Conway, however, pronounced the meeting a "decisive presidential move," while taking a shot at Clinton for not also accepting the invitation.
"We’re just happy the president invited him," Conway told NBC's "Today" on Wednesday, adding, "I mean, I feel like she keeps following the leader here."
Corey Lewandowski, who held Conway's title until being fired amid a June leadership shakeup but still talks with Trump regularly, similarly called the Mexico visit "leadership."
Lewandowski suggested that his former boss could change the tenor of his relationship with Mexico as a result of the trip.
"Look, it’s very, very possible that Mr. Trump goes down there, meets the president, says, hey, look, we have more things in common than we have apart. Let's find a way that in 69 days from today when I’m elected president of the United States we can work together," Lewandowski said.
Arguing that Trump would not back away from his position on the wall, Lewandowski said that proposal was an unbreakable starting point of negotiation.
"We can work together, we can find a way that Mexico can find a way to start paying for that wall, but it is going to be built," Lewandowski continued. "It's 2,000 miles. We don't need to build a wall all 2,000 miles. Maybe it’s 1,100 miles, because [of] the topography of the border. But that wall is going to get built. He's never deviated from it. And the American people aren’t going to pay for it."
It is traditional for major party presidential nominees to travel to foreign countries to demonstrate their ability to perform on a world stage, but neither candidate has put together a traditional sojourn abroad this year. In June, Trump traveled to his golf courses in Scotland and Ireland and held press conferences, which were designed largely to promote the properties there, but he did not hold meetings with local leaders or other political events.
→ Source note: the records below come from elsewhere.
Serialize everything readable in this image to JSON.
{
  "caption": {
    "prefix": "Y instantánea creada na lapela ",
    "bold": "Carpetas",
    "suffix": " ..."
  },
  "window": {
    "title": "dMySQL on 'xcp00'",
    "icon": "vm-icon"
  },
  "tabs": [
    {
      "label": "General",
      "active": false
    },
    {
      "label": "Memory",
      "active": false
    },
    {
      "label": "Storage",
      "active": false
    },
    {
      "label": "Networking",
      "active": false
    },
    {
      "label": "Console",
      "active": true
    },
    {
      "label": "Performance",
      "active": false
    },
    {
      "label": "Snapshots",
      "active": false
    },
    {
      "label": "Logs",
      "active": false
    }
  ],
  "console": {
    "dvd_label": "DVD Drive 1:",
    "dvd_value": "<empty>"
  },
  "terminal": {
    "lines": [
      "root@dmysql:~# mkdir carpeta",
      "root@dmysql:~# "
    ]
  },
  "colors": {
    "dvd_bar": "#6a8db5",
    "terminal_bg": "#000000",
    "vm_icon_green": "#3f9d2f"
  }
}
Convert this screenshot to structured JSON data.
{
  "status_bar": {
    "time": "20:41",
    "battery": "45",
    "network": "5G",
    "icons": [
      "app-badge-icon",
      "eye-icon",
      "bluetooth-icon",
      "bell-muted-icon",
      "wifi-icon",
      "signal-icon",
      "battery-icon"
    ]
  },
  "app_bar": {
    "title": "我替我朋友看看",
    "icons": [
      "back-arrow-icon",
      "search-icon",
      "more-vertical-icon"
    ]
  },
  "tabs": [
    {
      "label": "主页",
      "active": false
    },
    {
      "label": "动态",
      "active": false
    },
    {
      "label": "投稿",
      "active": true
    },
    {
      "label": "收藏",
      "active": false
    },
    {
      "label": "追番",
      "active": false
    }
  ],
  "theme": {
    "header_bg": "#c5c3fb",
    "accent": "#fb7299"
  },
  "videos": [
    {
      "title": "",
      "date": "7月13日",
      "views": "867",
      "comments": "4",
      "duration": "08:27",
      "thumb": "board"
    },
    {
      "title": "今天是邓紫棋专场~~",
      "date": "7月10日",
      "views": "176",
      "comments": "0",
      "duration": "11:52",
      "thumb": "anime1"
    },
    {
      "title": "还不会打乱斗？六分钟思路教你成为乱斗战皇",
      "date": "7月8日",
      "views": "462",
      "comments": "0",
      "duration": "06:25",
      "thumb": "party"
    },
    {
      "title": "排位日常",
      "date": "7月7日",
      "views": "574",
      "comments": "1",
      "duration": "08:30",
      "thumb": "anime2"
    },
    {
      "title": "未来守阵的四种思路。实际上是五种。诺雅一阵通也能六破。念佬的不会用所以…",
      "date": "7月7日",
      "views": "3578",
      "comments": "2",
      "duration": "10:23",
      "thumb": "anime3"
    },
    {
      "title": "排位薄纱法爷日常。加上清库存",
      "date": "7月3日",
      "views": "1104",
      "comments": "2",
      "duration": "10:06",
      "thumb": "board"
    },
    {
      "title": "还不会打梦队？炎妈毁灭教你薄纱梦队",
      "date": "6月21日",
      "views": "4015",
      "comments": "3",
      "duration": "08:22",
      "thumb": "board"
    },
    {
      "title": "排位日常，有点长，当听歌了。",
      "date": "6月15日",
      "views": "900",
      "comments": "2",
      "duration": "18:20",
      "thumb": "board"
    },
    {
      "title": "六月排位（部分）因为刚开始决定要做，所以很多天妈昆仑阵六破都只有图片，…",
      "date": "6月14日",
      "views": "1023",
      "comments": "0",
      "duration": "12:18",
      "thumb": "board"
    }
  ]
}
Late last year, Trump canceled plans to visit Israel amid reports that it would provoke unrest among Palestinians and that Prime Minister Benjamin Netanyahu was uninterested in meeting with him.
Clinton, who traveled the world more extensively than any prior secretary of state during her tenure in the Obama administration, has not announced plans for any campaign trips abroad.
In a statement, Clinton's campaign reiterated some of Trump's previous statements about Mexicans and immigration, including calling some Mexicans "rapists."
"What ultimately matters is what Donald Trump says to voters in Arizona, not Mexico, and whether he remains committed to the splitting up of families and deportation of millions," Clinton's campaign said.
Such trips traditionally are high-stakes affairs that carry both risks and opportunities. In 2008, images of the throngs of Germans who cheered Barack Obama as he spoke at Berlin’s Brandenburg Gate helped solidify his image at home as a transcendent figure. In 2012, Mitt Romney’s summer trip to Europe was marred by multiple memorable gaffes, including his criticism of London’s performance as a summer Olympics host.
But just hours before the meeting is set to take place, Trump, who has rarely shied from risk in this campaign, tweeted, “I have accepted the invitation of President Enrique Pena Nieto, of Mexico, and look very much forward to meeting him tomorrow.”
Because Mexico relies heavily on trade with United States and remittances from Mexican citizens living in the U.S., Trump’s vows to deport undocumented immigrants and adopt more protectionist trade policies have shaken the Mexican government.
In March, Peña Nieto compared Trump’s rhetoric to that of Benito Mussolini and Adolf Hitler, but he has since struck a more conciliatory tone, acknowledging that he will have to work with Trump if the Republican nominee is elected president.